Homer makes great play on the theme of guest friendship and the role of the host to maintain hospitality to his guest or 'xenos'. This is hardly unusual, since Homer himself would probably been a travelling minstrel (rhapsode) himself, singing his version of the traditional epic songs of the wanderings of Odysseus. As such, he would have been reliant on the generosity of his patron, thus making the inclusion of a theme of the morality of hospitality an attractive one. Perhaps this influenced the plot at Book XXII, where Odysseus spares the bard Phemius amid the slaughter, although of course this is no more than speculation.

The highly civilised and courteous Phaeacians are contrasted and juxtaposed with the brutal and savage Cyclops Polyphemus. We have few sympathies with the conduct of the Suitors, whether we think they deserve their fate or not, for they continually trample on the most basic tenets of 'xenia'. In this aspect of their behaviour they are contrasted with Eumaeus, who not only maintains a pious attitude towards his 'xenos', but is also outraged at having to provide the profligate Suitors with his master's pigs, which is of course a violation of the normal codes of guest-friendship. The abuse of these customs and kindnesses is revealed by Aeolus' attitude when he sees Odysseus and his companions for the second time, after they have wasted his gift of the winds (Book X). They are cursed by the gods for their stupidity; further punishment is inflicted upon the Greeks when they slaughter the oxen of the Sun while staying on the island of Thesprotia, over which Helios is lord.
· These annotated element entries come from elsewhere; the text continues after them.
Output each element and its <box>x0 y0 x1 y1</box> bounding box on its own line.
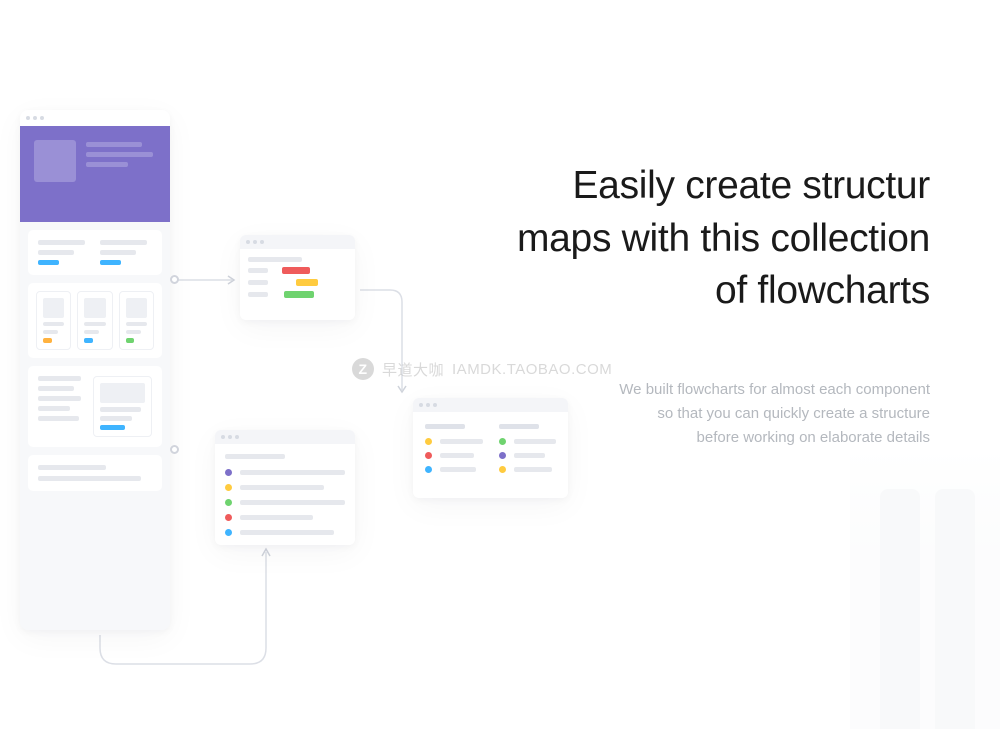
accent-bar-orange <box>43 338 52 343</box>
decorative-columns <box>850 449 1000 729</box>
subtitle-line: We built flowcharts for almost each comp… <box>619 381 930 398</box>
wireframe-dotlist <box>215 430 355 545</box>
wireframe-section-two-col <box>28 230 162 275</box>
placeholder-image <box>34 140 76 182</box>
subtitle-line: so that you can quickly create a structu… <box>657 405 930 422</box>
subtitle-line: before working on elaborate details <box>697 429 930 446</box>
title-line: Easily create structur <box>572 164 930 207</box>
wireframe-section-list <box>28 366 162 447</box>
window-controls <box>215 430 355 444</box>
accent-bar-blue <box>100 425 125 430</box>
placeholder-text-lines <box>86 140 156 208</box>
bullet-red <box>425 452 432 459</box>
bullet-yellow <box>225 484 232 491</box>
bullet-blue <box>425 466 432 473</box>
window-controls <box>20 110 170 126</box>
bullet-blue <box>225 529 232 536</box>
title-line: of flowcharts <box>715 269 930 312</box>
wireframe-gantt <box>240 235 355 320</box>
accent-bar-blue <box>100 260 121 265</box>
bullet-green <box>225 499 232 506</box>
wireframe-main <box>20 110 170 630</box>
wireframe-section-cards <box>28 283 162 358</box>
window-controls <box>240 235 355 249</box>
connector-node <box>170 275 179 284</box>
wireframe-hero <box>20 126 170 222</box>
page-title: Easily create structur maps with this co… <box>370 160 930 318</box>
bullet-purple <box>225 469 232 476</box>
accent-bar-blue <box>84 338 93 343</box>
connector-node <box>170 445 179 454</box>
accent-bar-blue <box>38 260 59 265</box>
bullet-yellow <box>499 466 506 473</box>
title-line: maps with this collection <box>517 217 930 260</box>
wireframe-section-footer <box>28 455 162 491</box>
gantt-bar-green <box>284 291 314 298</box>
gantt-bar-yellow <box>296 279 318 286</box>
bullet-red <box>225 514 232 521</box>
accent-bar-green <box>126 338 135 343</box>
gantt-bar-red <box>282 267 310 274</box>
bullet-purple <box>499 452 506 459</box>
page-subtitle: We built flowcharts for almost each comp… <box>370 378 930 450</box>
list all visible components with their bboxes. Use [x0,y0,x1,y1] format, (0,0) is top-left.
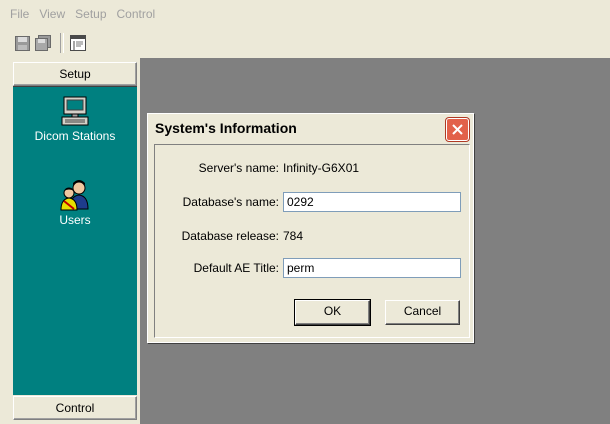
server-name-label: Server's name: [198,161,279,175]
default-ae-title-label: Default AE Title: [193,261,279,275]
menu-bar: File View Setup Control [0,0,610,28]
ok-button[interactable]: OK [294,299,371,326]
sidebar-item-users[interactable]: Users [13,179,137,227]
close-icon [452,124,463,135]
save-all-button[interactable] [34,34,52,52]
system-information-dialog: System's Information Server's name: Infi… [147,113,474,343]
server-name-value: Infinity-G6X01 [283,161,360,175]
sidebar-item-label: Users [59,213,91,227]
menu-setup[interactable]: Setup [70,0,111,28]
save-button[interactable] [13,34,31,52]
database-name-field[interactable] [283,192,461,212]
database-name-label: Database's name: [182,195,279,209]
default-ae-title-field[interactable] [283,258,461,278]
menu-control[interactable]: Control [112,0,161,28]
menu-file[interactable]: File [0,0,34,28]
sidebar: Setup Dicom Stations Users Control [13,62,137,420]
sidebar-setup-header[interactable]: Setup [13,62,137,86]
database-release-label: Database release: [181,229,279,243]
toolbar [0,28,610,58]
save-icon [14,35,30,51]
database-release-value: 784 [283,229,304,243]
dialog-body: Server's name: Infinity-G6X01 Database's… [154,144,470,338]
cancel-button[interactable]: Cancel [385,300,460,325]
application-window: File View Setup Control Setup Dicom Stat… [0,0,610,424]
computer-icon [61,96,89,126]
menu-view[interactable]: View [34,0,70,28]
save-all-icon [35,35,51,51]
dialog-title: System's Information [155,120,297,136]
close-button[interactable] [446,118,469,141]
sidebar-item-label: Dicom Stations [34,129,116,143]
dialog-title-bar[interactable]: System's Information [148,114,473,144]
users-icon [60,180,89,211]
toolbar-separator [60,33,64,53]
sidebar-panel: Dicom Stations Users [13,86,137,395]
sidebar-control-header[interactable]: Control [13,396,137,420]
sidebar-item-dicom-stations[interactable]: Dicom Stations [13,95,137,143]
properties-button[interactable] [69,34,87,52]
properties-icon [70,35,86,51]
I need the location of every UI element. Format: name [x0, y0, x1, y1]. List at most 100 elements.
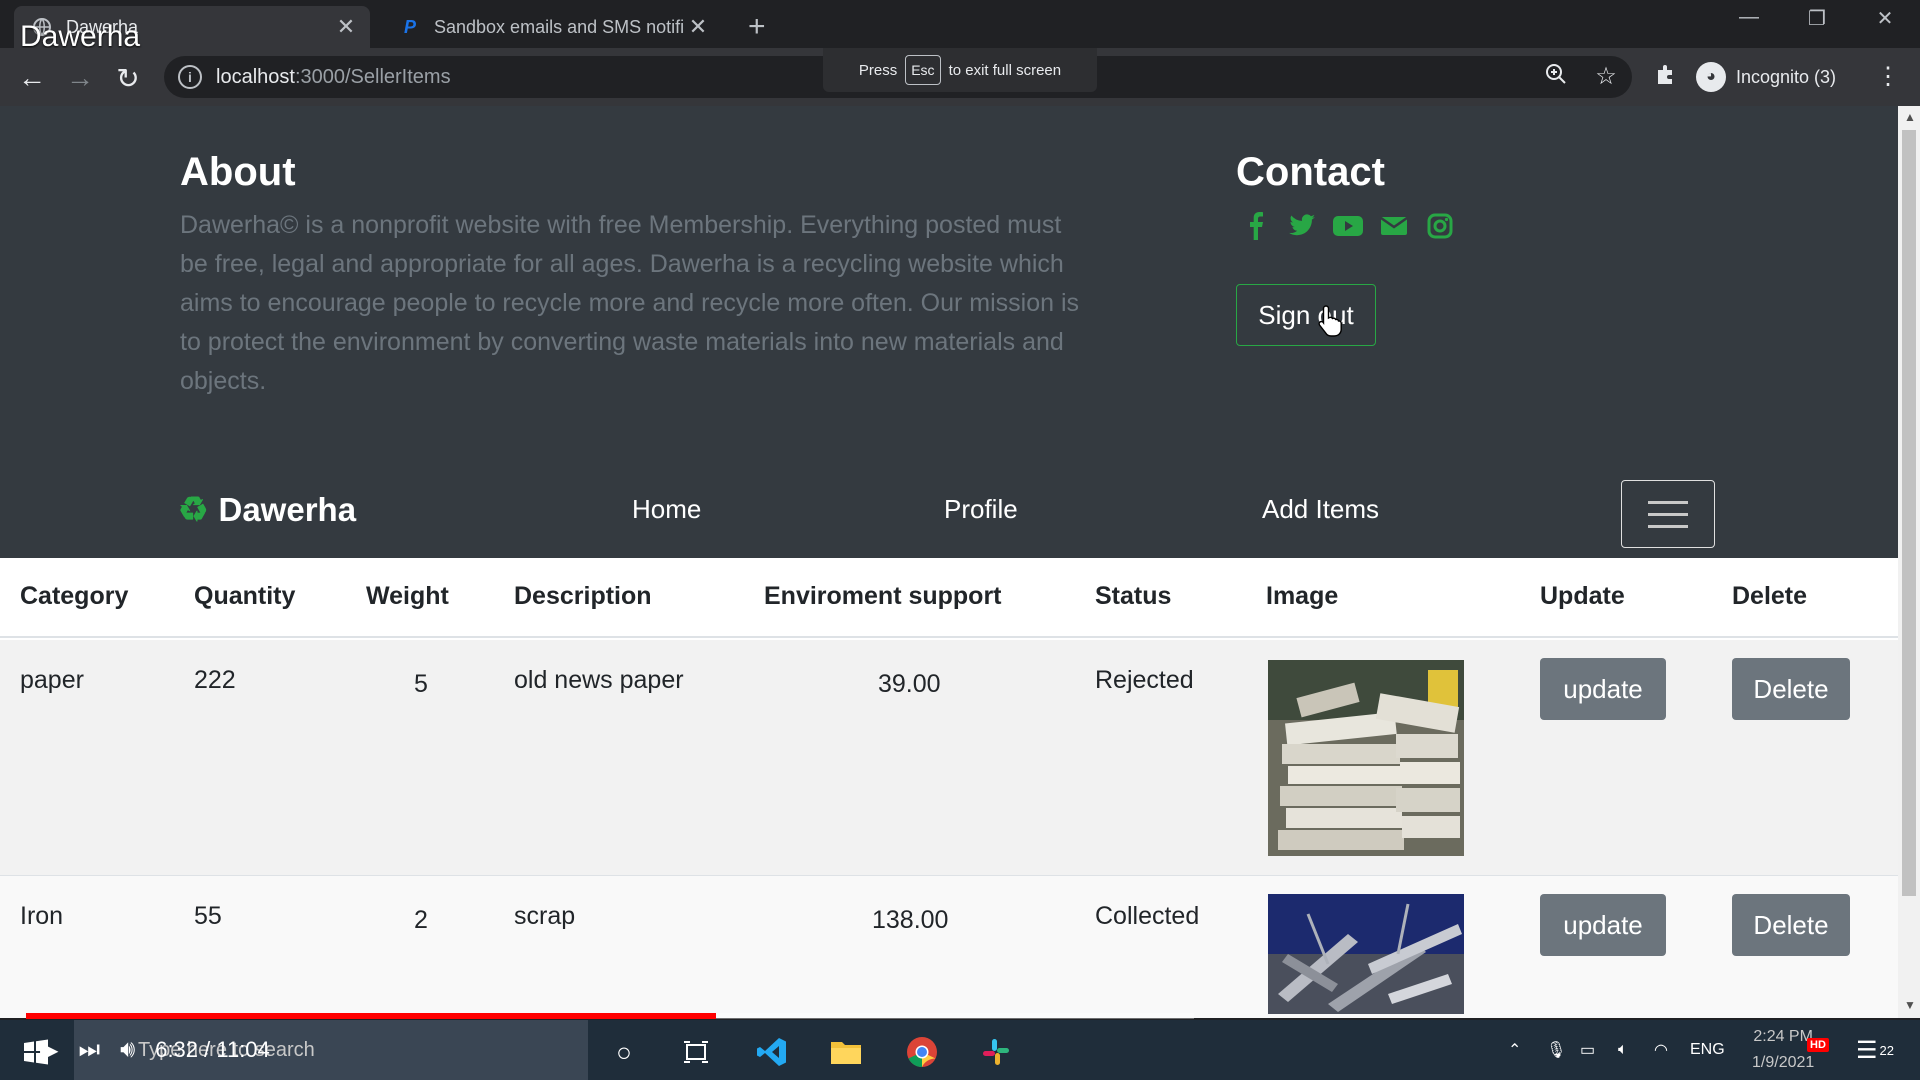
- recycle-icon: ♻: [178, 491, 209, 529]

These numerous references to guest-friendship indicate that it was a central tenet of Greek custom, at least in terms of the eighth century's conception of the heroic world, and probably in the social structures of that time as well, when Homer probably wrote his epic down. In fact, it was of such importance that it is essential in any explanation of whether the Suitors 'deserve' their fate. To modern eyes, their slaughter by Odysseus has often seemed brutal and excessive, but this is to underestimate the significance of 'xenia' in the heroic society that Homer evokes, a society which must have had at least some relevance to his own.